Edited at

nRF52でSEGGER_RTT_CONFIG_DEFAULT_MODEの挙動

PRINT デバッグおじさんなので、やたらめったら

NRF_LOG_INFO

を使っていたら、苦労したお話。


環境


  • nRF52840

  • SEGGER Embedded Studio for ARM v4.18

  • nRF5 Software Development Kit v15.2.0

  • Ubuntu Linux 18.04


NRF_LOG_INFOの取りこぼし

SEGGER Embedded Studio では、NRF_LOG_INFO 構文で Debug Terminal に任意の文字列や変数を出力できる。

しかし処理がたてこむと、出力が追いつかずに取りこぼしが起こってしまう。

sdk_config.hの以下のところを


#define SEGGER_RTT_CONFIG_DEFAULT_MODE 0

から


#define SEGGER_RTT_CONFIG_DEFAULT_MODE 2

とすることで、取りこぼしを防げます。

sdk_config.hの該当箇所のコメントによると、


// <o> SEGGER_RTT_CONFIG_DEFAULT_MODE - RTT behavior if the buffer is full.

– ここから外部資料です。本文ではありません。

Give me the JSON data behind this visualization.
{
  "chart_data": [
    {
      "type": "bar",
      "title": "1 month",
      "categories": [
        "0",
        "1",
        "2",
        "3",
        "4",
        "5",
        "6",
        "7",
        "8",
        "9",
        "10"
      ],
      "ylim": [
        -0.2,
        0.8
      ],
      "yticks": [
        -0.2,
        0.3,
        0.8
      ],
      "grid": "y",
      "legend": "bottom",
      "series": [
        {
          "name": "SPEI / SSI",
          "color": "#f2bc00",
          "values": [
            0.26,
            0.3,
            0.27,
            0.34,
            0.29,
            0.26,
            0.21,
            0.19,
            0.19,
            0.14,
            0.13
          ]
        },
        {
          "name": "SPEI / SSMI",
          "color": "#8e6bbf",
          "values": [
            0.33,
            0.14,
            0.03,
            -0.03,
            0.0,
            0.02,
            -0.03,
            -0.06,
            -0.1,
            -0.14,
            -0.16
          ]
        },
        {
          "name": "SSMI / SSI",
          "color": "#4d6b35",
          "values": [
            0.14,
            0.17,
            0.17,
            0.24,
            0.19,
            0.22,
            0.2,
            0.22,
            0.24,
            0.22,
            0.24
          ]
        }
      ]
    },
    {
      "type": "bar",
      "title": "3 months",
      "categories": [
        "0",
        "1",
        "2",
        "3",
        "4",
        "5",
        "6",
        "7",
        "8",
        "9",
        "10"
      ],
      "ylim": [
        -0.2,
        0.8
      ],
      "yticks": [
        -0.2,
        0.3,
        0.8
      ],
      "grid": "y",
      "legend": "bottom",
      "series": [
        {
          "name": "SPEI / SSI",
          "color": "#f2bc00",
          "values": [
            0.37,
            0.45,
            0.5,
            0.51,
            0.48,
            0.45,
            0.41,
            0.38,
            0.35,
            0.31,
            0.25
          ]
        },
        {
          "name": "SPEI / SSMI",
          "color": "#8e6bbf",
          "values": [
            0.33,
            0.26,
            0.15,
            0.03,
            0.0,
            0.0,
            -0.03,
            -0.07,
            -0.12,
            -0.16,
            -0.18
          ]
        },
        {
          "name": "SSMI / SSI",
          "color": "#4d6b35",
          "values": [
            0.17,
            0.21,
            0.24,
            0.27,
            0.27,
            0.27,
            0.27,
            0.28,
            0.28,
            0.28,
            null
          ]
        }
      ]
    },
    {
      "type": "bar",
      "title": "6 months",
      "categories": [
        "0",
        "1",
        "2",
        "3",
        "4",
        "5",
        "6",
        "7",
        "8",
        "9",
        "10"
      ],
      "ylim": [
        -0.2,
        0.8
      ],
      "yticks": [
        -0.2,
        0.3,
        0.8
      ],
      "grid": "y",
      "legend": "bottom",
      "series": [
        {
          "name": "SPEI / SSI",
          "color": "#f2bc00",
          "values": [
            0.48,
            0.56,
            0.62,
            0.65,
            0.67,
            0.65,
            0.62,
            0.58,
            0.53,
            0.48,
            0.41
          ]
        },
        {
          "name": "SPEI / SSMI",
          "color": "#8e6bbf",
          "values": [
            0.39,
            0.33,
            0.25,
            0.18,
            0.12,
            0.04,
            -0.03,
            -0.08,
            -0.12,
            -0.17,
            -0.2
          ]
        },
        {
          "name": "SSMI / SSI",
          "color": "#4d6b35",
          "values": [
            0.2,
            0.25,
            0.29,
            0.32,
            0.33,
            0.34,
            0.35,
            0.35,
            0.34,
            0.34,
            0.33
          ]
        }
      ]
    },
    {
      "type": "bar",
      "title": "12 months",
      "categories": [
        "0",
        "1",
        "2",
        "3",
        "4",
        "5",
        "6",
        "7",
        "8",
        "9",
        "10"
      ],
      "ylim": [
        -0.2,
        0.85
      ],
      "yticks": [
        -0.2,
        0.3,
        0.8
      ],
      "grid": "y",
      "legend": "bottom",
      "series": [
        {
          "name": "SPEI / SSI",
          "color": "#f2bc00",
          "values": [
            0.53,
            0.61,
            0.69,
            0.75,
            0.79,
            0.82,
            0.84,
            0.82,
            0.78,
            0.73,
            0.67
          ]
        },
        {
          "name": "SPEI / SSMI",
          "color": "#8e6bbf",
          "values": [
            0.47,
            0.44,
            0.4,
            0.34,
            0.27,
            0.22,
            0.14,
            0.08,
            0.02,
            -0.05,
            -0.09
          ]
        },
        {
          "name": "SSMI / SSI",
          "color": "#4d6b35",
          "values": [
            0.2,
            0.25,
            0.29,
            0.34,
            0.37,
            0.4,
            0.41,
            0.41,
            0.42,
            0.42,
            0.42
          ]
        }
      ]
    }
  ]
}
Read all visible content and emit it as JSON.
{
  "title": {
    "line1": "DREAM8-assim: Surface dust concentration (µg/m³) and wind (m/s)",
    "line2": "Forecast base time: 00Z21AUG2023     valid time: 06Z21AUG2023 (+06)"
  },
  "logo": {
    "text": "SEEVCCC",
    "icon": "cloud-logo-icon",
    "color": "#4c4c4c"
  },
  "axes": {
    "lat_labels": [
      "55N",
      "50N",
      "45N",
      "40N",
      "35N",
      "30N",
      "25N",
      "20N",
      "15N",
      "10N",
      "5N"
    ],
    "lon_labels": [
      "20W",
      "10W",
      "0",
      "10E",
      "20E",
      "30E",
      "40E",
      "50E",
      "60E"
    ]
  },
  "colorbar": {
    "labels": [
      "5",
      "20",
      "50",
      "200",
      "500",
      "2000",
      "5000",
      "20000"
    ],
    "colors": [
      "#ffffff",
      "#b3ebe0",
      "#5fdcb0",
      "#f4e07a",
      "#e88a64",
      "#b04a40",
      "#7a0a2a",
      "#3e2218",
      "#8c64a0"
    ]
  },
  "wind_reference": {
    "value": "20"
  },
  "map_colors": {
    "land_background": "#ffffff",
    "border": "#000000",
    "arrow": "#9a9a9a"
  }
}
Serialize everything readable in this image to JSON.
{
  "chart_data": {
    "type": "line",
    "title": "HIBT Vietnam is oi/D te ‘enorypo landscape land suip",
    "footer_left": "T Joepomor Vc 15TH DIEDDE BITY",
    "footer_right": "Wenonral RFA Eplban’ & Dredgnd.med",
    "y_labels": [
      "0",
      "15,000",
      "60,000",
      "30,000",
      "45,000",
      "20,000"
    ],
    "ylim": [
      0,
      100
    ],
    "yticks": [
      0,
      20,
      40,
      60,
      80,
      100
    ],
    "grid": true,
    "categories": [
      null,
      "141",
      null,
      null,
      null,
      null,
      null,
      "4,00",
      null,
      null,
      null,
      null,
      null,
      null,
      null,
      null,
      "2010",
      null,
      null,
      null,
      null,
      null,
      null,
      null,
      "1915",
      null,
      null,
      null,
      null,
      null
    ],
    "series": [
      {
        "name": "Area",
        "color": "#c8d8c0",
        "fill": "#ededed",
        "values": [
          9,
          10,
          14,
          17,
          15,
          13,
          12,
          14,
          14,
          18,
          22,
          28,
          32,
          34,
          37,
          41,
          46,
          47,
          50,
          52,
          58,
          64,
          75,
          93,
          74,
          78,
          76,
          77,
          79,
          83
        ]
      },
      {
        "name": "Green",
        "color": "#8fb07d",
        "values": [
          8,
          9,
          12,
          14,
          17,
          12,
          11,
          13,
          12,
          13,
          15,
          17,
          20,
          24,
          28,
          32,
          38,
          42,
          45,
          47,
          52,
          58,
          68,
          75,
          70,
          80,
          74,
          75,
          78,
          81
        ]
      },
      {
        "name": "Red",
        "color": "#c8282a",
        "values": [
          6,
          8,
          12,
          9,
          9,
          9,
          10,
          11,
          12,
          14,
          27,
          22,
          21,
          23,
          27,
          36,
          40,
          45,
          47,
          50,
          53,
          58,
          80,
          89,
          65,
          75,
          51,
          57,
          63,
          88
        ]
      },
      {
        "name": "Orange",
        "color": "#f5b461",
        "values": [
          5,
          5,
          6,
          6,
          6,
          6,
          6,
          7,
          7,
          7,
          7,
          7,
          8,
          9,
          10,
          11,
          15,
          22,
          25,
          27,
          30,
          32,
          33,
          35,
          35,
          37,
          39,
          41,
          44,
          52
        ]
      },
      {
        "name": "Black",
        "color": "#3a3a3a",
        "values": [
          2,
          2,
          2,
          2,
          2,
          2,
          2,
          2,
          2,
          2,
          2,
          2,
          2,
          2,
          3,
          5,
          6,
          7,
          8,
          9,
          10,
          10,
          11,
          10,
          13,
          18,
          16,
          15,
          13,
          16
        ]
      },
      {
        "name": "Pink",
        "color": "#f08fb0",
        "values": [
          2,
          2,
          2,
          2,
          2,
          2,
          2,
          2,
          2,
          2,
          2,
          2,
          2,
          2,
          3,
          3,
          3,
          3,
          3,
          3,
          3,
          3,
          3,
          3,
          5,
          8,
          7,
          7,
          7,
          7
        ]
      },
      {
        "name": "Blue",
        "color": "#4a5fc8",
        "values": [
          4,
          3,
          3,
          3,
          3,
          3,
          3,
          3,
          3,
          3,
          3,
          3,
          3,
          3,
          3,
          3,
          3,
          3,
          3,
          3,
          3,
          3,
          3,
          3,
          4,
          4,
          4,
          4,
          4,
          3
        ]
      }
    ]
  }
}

// <i> The following modes are supported:
// <i> - SKIP - Do not block, output nothing.
// <i> - TRIM - Do not block, output as much as fits.
// <i> - BLOCK - Wait until there is space in the buffer.
// <0=> SKIP
// <1=> TRIM
// <2=> BLOCK_IF_FIFO_FULL

ということだそうです。

しかしながら・・・


アドバタイズしない

この状態で、山のように nRF_LOG_INFOを使っているとBluetoothがアドバタイズしなくなった。

相手先デバイスにnRF52デバイスが表示されない。

特に処理にエラーが起きているのではなく、悩んだが結局不必要なnRF_LOG_INFOを消すと正常になった。

特定の処理にnRF_LOG_INFOが入ってタイミングがずれるというのではなく、main.c中のnRF_LOG_INFO総数だけが関係しているみたい。


J-Linkがつながっていないと動作しない

J-Linkを外して動かすと数秒動いただけで止まってしまいました。


#define SEGGER_RTT_CONFIG_DEFAULT_MODE 2

このようにするとウォッチドッグと何らかの競合が起こるらしいです。

ということで、デバッグ終わったら


#define SEGGER_RTT_CONFIG_DEFAULT_MODE 0

に戻して動かすようにしました。